Seul contre tous, la séquence montrant Donald Trump face à ses homologues à virilement fait le tour du monde et des réseaux sociaux. En grand habitué de la twittosphère, le fantasque milliardaire s’est empressé de poster ses réactions à l’issue de la réunion par l’intermédiaire de la porte-parole de la Maison Blanche, Sarah Sanders en publiant les premières images de la confrontation. Très vite suivi par Angela Merkel, Emmanuel Macron et Giuseppe Conte, qui ont immédiatement répliqué sur leurs comptes officiels pour faire taire cette cacophonie naissante. Mais la toile réserve son lot de surprises …. Mèmes graveleux, détournements parodiques, certains internautes retiendront la pugnacité de Merkel face à l’irrévérence du milliardaire pour l’immortaliser tel un De Vinci ou un Rembrandt. Une photographie pour l’Histoire qui marque le début d’un divorce idéologique entre les États-Unis et ses alliés de l’OTAN.

Make America great (solo) again ???

En affaiblissant les négociations du G7, Donald Trump souhaitait sûrement montrer son aspect guerrier, en vue de sa confrontation du 12 juin avec Kim Jong Un. Une chose est sûre, en balayant d’un revers de main les accords passés durant le sommet et twittant agressivement contre ses alliés depuis l’avion présidentiel Air Force One qui le mènerait à Singapour, celui-ci a renforcé le doute sur l’instable politique étrangère des États-Unis. Désirant ne laisser paraître aucune faiblesse face au leader nord-coréen, ce coup de sang précipité ne va pas rassurer ses voisins européens. En effet, Washington ne fera plus aucune preuve de compassion envers la Communauté Européenne. En optant pour une confrontation directe et forcée, la première puissance mondiale espère faire plier en sa faveur ses partenaires économiques.

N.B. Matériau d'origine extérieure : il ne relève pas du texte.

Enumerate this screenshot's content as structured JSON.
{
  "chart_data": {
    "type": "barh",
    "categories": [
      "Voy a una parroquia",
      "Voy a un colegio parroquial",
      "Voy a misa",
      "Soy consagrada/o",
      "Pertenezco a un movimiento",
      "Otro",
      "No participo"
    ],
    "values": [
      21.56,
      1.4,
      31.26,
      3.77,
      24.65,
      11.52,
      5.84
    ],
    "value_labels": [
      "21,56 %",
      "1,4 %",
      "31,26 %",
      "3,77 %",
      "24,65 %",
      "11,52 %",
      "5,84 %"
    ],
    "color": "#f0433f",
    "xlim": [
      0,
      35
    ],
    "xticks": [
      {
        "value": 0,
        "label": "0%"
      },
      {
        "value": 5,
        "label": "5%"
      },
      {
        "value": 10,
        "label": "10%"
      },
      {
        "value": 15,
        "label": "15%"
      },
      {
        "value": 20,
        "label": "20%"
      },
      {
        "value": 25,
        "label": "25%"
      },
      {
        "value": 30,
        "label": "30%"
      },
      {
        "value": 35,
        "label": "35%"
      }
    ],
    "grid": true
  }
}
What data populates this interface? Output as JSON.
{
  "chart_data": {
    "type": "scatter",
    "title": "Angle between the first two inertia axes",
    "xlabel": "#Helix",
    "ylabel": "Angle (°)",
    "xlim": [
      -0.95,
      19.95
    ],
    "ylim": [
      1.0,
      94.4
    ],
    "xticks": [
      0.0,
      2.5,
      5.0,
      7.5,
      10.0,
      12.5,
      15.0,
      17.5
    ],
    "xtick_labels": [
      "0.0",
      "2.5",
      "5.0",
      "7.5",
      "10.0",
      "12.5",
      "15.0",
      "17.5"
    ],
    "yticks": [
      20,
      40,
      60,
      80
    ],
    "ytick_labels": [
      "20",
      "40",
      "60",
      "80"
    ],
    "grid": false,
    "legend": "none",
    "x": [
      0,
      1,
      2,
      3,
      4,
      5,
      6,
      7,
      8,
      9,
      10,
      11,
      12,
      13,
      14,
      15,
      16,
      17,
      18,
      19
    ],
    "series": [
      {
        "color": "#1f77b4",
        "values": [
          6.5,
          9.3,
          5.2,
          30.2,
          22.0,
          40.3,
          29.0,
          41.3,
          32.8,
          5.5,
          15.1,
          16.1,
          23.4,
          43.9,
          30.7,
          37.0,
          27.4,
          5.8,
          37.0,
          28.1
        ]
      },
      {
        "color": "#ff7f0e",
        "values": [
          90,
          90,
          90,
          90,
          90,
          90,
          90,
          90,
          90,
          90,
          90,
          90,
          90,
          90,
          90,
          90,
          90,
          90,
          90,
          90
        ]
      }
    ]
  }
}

Bafouant le principe même du multilatéralisme et en mettant en péril les renégociations de l’ALENA, le président à signifié son rejet profond de la soumission industrielle et commerciale de son pays envers les barrières douanières internationales. Ce dernier a alors adressé une alternative portée sur des sanctions à l’encontre du vieux continent. En faisant voler en éclat la déclaration commune sur le commerce, Trump veut ainsi consolider le souverainisme américain sur les flux de marchandises de la planète. Et plus encore, en bon businessman qu’il est, de tout renégocier à son avantage.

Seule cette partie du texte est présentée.